In a study looking at the incidence of post-tonsillectomy haemorrhage, the authors observed that none of their patients with secondary bleed had signs of upper respiratory tract infection at the time of presentation 9. In another series, throat swabs taken at the time of admission from patients presented with secondary haemorrhage did not grow any pathological organisms in more than 90% of the cases 10. The role of antibiotics in preventing post tonsillectomy bleed has been well debated.
A systematic review to define the role of antibiotics in improving the recovery following tonsillectomy failed to show any beneficial effects for antibiotics in reducing the incidence of significant post-operative bleeding11. An audit to determine the role of prophylactic antibiotic treatment following tonsillectomy reported an increased incidence of secondary haemorrhage in antibiotic treated patients12. Another similar study confirmed that prescribing antibiotics during post tonsillectomy period did not have a role in decreasing the incidence of haemorrhage13. Interestingly, the mean WBC count and the mean body temperature of the three patients admitted with primary bleeding were higher compared to those admitted with delayed bleeding. Although, a statistically significant difference was observed, we believe that the numbers of the primary group were too small to derive any conclusion.

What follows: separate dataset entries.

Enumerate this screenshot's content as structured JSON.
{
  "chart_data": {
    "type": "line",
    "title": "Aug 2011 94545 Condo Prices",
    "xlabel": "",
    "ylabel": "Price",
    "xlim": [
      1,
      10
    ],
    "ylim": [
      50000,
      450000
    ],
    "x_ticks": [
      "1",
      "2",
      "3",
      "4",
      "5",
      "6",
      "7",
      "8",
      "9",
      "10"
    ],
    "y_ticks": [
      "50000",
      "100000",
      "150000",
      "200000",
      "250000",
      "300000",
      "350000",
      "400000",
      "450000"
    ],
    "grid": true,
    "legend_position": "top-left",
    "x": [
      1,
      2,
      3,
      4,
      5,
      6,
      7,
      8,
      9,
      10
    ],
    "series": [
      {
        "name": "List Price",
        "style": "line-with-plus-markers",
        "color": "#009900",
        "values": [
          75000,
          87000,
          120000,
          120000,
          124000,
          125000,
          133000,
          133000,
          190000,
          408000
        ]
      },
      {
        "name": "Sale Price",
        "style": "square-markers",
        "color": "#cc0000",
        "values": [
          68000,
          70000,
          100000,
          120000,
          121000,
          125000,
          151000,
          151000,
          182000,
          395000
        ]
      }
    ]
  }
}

The elevated WBC count and the raised body temperature in the primary group may represent a body response to the surgical trauma.

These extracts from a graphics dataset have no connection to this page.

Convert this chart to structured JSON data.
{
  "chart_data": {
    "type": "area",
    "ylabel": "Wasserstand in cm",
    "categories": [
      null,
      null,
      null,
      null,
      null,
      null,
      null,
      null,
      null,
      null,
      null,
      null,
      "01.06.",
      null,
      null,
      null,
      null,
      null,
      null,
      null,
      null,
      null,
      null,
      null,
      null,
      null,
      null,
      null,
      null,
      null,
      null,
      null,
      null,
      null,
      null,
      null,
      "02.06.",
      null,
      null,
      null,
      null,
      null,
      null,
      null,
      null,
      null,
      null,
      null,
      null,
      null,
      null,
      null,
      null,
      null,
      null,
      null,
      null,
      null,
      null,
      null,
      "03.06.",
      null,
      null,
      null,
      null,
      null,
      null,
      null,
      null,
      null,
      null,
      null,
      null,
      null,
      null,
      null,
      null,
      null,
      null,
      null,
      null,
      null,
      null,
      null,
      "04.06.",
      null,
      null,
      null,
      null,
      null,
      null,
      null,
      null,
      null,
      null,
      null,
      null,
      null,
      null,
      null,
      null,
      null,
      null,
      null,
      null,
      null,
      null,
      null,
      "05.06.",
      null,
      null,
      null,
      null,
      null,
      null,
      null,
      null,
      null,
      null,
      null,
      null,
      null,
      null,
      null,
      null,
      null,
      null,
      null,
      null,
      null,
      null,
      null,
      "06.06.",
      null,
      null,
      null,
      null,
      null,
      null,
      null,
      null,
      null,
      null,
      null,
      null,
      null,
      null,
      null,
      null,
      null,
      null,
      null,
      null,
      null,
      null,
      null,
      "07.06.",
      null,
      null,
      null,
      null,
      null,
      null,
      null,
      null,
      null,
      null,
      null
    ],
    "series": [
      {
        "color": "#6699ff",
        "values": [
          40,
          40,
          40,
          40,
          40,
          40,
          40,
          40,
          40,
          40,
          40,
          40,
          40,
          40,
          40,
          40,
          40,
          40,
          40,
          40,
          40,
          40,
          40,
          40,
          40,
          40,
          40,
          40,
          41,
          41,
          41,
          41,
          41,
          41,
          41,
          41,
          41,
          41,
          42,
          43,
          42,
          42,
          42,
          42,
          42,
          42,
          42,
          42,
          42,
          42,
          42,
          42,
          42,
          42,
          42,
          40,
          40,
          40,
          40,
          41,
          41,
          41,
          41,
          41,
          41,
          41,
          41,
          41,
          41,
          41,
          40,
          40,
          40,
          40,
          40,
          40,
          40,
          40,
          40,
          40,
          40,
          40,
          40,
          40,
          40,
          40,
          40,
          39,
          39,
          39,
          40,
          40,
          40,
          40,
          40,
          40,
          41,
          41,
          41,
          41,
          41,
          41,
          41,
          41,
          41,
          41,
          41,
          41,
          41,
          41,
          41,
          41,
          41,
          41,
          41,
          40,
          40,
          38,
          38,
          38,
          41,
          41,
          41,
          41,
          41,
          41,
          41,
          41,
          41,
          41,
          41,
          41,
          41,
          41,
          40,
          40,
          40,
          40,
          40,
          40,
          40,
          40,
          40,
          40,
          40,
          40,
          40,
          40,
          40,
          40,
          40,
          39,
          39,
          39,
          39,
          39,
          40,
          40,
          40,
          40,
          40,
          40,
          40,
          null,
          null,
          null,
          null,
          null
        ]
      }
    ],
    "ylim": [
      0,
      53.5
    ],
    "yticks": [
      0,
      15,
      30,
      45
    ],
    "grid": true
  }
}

A study performed in 2008 found that bacterial colonization of the tonsillar fossa may contribute to post-operative haemorrhage14. It has been reported in the past that postoperative infection of the tonsillar fossa may contribute to and even actually cause secondary haemorrhage15. This probably forms the basis of aggressive antibiotic treatment of patients presenting with delayed tonsillar bleeding. However, a number of studies, since then, reported that antibiotics do not have any role in reducing the incidence of post-tonsillectomy haemorrhage. As observed in our study, all except three patients with secondary bleed did not have either raised body temperature or elevated white blood cell counts.

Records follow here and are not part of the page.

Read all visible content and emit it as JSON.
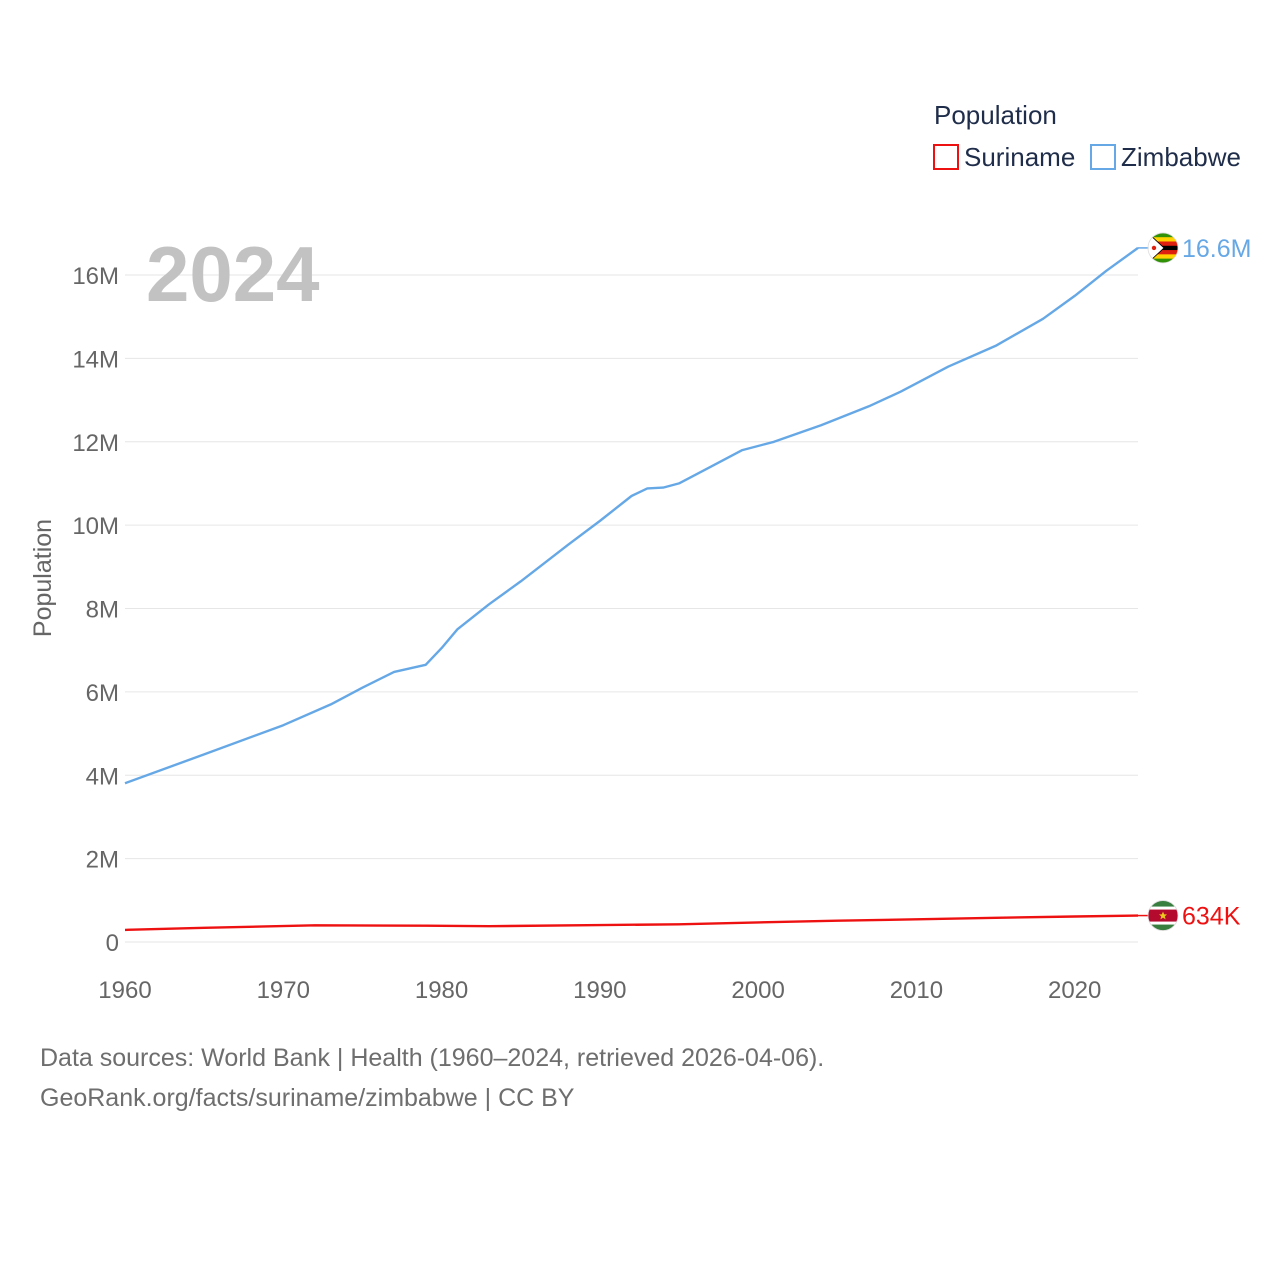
{
  "chart_data": {
    "type": "line",
    "big_year": "2024",
    "ylabel": "Population",
    "legend_title": "Population",
    "x_ticks": [
      1960,
      1970,
      1980,
      1990,
      2000,
      2010,
      2020
    ],
    "y_ticks": [
      {
        "value": 0,
        "label": "0"
      },
      {
        "value": 2000000,
        "label": "2M"
      },
      {
        "value": 4000000,
        "label": "4M"
      },
      {
        "value": 6000000,
        "label": "6M"
      },
      {
        "value": 8000000,
        "label": "8M"
      },
      {
        "value": 10000000,
        "label": "10M"
      },
      {
        "value": 12000000,
        "label": "12M"
      },
      {
        "value": 14000000,
        "label": "14M"
      },
      {
        "value": 16000000,
        "label": "16M"
      }
    ],
    "xlim": [
      1960,
      2024
    ],
    "ylim": [
      0,
      16600000
    ],
    "series": [
      {
        "name": "Suriname",
        "color": "#ee1111",
        "end_label": "634K",
        "points": [
          [
            1960,
            290000
          ],
          [
            1965,
            340000
          ],
          [
            1972,
            400000
          ],
          [
            1979,
            390000
          ],
          [
            1983,
            380000
          ],
          [
            1990,
            405000
          ],
          [
            1995,
            425000
          ],
          [
            2000,
            470000
          ],
          [
            2005,
            510000
          ],
          [
            2010,
            545000
          ],
          [
            2015,
            580000
          ],
          [
            2020,
            612000
          ],
          [
            2024,
            634000
          ]
        ]
      },
      {
        "name": "Zimbabwe",
        "color": "#66a8e6",
        "end_label": "16.6M",
        "points": [
          [
            1960,
            3810000
          ],
          [
            1965,
            4500000
          ],
          [
            1970,
            5200000
          ],
          [
            1973,
            5700000
          ],
          [
            1975,
            6100000
          ],
          [
            1977,
            6480000
          ],
          [
            1979,
            6650000
          ],
          [
            1980,
            7050000
          ],
          [
            1981,
            7500000
          ],
          [
            1983,
            8100000
          ],
          [
            1985,
            8650000
          ],
          [
            1988,
            9530000
          ],
          [
            1990,
            10100000
          ],
          [
            1992,
            10700000
          ],
          [
            1993,
            10880000
          ],
          [
            1994,
            10900000
          ],
          [
            1995,
            11000000
          ],
          [
            1997,
            11400000
          ],
          [
            1999,
            11800000
          ],
          [
            2001,
            12000000
          ],
          [
            2004,
            12400000
          ],
          [
            2007,
            12850000
          ],
          [
            2009,
            13200000
          ],
          [
            2012,
            13800000
          ],
          [
            2015,
            14300000
          ],
          [
            2018,
            14950000
          ],
          [
            2020,
            15500000
          ],
          [
            2022,
            16100000
          ],
          [
            2024,
            16650000
          ]
        ]
      }
    ]
  },
  "source": {
    "line1": "Data sources: World Bank | Health (1960–2024, retrieved 2026-04-06).",
    "line2": "GeoRank.org/facts/suriname/zimbabwe | CC BY"
  }
}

Post tonsillectomy haemorrhage is a serious complication and many patients presenting with a post-tonsillectomy bleed require hospital admission for observation. Resuscitation must be the first step; however, active and continuous bleeding may warrant surgical intervention to attain haemostasis. There is no published evidence to support the practice of routine administration of antibiotics for patients presenting with secondary tonsillectomy bleeding. Eighty five percent of our patients presented with secondary post tonsillectomy haemorrhage did not have any evidence of systemic infection at the time of presentation. We suggest that treatment with antibiotics may be necessary only when signs of systemic infection are present. A larger study is required to draw definitive conclusions.